There are some gotchas about using workspaces with watch:

  • Large chunks (such as a common chunk that is over 1MB) that are rebuilt could cause the page to blank, which will force you to refresh the browser.
  • Smaller chunks will be faster to build than larger chunks since inline-source-map is slower due to having to base64 encode the original source code.

webpack-dev-server

webpack-dev-server provides you with a server and live reloading. This is easy to setup.

To prepare, make sure you have a index.html file that points to your bundle. Assuming that output.filename is bundle.js:

<script src="/bundle.js"></script>

Start with installing webpack-dev-server from npm:

npm install webpack-dev-server --save-dev

When it's done installing, you should be able to use webpack-dev-server like this:

webpack-dev-server --open
If your console says it can't find the command, try running node_modules/.bin/webpack-dev-server. Optimally you would add the command to your package.json, like this: "scripts": { "start": "webpack-dev-server" }.

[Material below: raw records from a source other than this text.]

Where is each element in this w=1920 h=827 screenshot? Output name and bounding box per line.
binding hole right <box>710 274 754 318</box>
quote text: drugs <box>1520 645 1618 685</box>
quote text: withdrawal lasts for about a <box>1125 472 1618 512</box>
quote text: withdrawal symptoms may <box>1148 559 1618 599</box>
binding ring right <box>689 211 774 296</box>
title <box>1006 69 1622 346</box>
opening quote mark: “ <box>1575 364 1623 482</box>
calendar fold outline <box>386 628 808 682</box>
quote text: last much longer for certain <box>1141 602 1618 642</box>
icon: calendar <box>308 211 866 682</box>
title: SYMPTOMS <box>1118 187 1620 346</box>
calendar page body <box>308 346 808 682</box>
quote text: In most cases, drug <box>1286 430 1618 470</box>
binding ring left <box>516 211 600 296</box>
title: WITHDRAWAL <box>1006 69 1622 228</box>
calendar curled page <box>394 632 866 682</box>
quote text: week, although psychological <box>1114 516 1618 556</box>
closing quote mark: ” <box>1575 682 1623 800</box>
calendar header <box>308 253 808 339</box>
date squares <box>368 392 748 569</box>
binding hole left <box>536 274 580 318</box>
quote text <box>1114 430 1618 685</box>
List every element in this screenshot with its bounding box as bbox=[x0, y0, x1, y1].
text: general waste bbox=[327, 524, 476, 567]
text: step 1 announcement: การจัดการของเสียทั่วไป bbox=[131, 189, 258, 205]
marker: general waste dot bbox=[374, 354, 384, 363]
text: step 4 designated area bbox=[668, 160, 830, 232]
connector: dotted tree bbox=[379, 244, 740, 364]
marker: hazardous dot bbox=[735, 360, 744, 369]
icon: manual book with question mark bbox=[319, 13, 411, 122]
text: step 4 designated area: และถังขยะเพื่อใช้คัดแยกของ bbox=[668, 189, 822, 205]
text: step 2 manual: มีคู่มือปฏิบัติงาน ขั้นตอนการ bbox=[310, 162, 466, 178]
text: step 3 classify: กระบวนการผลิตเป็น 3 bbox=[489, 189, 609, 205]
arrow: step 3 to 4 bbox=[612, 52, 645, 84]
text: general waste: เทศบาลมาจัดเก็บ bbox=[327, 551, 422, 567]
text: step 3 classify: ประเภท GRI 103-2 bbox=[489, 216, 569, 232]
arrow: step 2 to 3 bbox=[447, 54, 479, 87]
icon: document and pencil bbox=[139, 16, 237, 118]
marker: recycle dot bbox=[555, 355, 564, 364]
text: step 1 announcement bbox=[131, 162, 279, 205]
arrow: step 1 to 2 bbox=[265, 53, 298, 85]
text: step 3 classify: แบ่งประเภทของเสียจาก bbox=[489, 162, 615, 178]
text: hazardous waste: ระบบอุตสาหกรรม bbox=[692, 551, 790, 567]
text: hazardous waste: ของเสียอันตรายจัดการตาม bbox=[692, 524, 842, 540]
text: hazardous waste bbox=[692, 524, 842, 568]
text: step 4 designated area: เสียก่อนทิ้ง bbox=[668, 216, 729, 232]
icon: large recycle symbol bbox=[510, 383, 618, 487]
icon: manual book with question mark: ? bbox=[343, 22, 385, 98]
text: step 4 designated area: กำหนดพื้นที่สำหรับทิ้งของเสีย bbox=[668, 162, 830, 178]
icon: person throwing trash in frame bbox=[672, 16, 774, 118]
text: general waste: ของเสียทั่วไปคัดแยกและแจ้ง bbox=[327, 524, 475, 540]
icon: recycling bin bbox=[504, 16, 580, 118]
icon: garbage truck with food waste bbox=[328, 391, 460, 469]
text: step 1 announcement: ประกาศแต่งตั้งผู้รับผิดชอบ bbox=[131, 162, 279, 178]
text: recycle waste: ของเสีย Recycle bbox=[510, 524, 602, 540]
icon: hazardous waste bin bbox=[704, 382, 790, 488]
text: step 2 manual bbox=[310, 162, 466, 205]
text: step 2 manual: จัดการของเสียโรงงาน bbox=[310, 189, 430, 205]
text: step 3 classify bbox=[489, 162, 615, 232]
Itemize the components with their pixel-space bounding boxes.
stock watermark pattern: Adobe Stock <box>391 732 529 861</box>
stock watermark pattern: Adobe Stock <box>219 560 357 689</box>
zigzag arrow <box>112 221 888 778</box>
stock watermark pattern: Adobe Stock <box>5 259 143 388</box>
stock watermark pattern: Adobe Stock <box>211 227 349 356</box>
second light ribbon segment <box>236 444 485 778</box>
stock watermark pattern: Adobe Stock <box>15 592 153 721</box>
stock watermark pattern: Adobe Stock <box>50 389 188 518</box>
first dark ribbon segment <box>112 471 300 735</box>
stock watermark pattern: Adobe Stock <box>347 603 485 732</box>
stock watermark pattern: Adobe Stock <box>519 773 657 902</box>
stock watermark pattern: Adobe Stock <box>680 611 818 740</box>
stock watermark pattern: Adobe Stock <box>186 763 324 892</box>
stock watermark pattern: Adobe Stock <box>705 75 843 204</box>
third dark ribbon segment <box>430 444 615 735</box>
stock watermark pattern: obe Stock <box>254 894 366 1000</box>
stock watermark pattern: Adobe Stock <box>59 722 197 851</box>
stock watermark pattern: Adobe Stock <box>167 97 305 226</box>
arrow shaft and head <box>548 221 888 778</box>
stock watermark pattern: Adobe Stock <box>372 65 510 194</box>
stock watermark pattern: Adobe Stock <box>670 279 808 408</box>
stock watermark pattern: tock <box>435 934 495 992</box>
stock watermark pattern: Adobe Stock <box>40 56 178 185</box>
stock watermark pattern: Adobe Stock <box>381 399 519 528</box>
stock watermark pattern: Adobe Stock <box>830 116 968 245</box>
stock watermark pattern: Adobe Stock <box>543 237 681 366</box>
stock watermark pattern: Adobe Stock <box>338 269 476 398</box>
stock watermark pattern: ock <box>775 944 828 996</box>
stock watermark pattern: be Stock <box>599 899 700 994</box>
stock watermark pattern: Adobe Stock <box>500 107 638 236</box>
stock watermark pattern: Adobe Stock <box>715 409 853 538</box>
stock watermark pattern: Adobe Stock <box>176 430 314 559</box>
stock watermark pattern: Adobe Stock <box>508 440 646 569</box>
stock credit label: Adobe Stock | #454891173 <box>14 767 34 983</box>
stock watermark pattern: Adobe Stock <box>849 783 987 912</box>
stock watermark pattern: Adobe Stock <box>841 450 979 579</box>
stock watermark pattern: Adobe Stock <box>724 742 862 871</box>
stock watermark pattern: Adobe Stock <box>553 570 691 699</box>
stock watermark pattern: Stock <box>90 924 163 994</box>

The command above should automatically open your browser on http://localhost:8080.

Make a change in one of your files and hit save. You should see that the console is recompiling. After that's done, the page should be refreshed. If nothing happens in the console, you may need to fiddle with watchOptions.

Now you have live reloading working, you can take it even a step further: Hot Module Replacement. This is an interface that makes it possible to swap modules without a page refresh. Find out how to configure HMR.

By default inline mode is used. This mode injects the client - needed for live reloading and showing build errors - in your bundle. With inline mode you will get build errors and warnings in your DevTools console.

webpack-dev-server can do many more things such as proxying requests to your backend server. For more configuration options, see the devServer documentation.

webpack-dev-middleware

webpack-dev-middleware works for connect-based middleware stacks. This can be useful if you already have a Node.js server or if you want to have full control over the server.

The middleware will cause webpack to compile files in-memory. When a compilation is running, it will delay the request to a file until the compilation is done.

This is intended for advanced users. webpack-dev-server is much easier to use.

Start with installing the dependencies from npm:

npm install express webpack-dev-middleware --save-dev

After installing, you can use the middleware like this:

var express = require("express");
var webpackDevMiddleware = require("webpack-dev-middleware");
var webpack = require("webpack");
var webpackConfig = require("./webpack.config");

var app = express();
var compiler = webpack(webpackConfig);

app.use(webpackDevMiddleware(compiler, {
  publicPath: "/" // Same as `output.publicPath` in most cases.
}));

app.listen(3000, function () {
  console.log("Listening on port 3000!");
});

Depending on what you've used in output.publicPath and output.filename, your bundle should now be available on http://localhost:3000/bundle.js.

By default, watch mode is used. It's also possible to use lazy mode, which will only recompile on a request to the entry point.

To compile only on a request to the entry bundle.js:

app.use(webpackDevMiddleware(compiler, {
  lazy: true,
  filename: "bundle.js" // Same as `output.filename` in most cases.
}));

There are many more options you can use. For all configuration options, see the devServer documentation.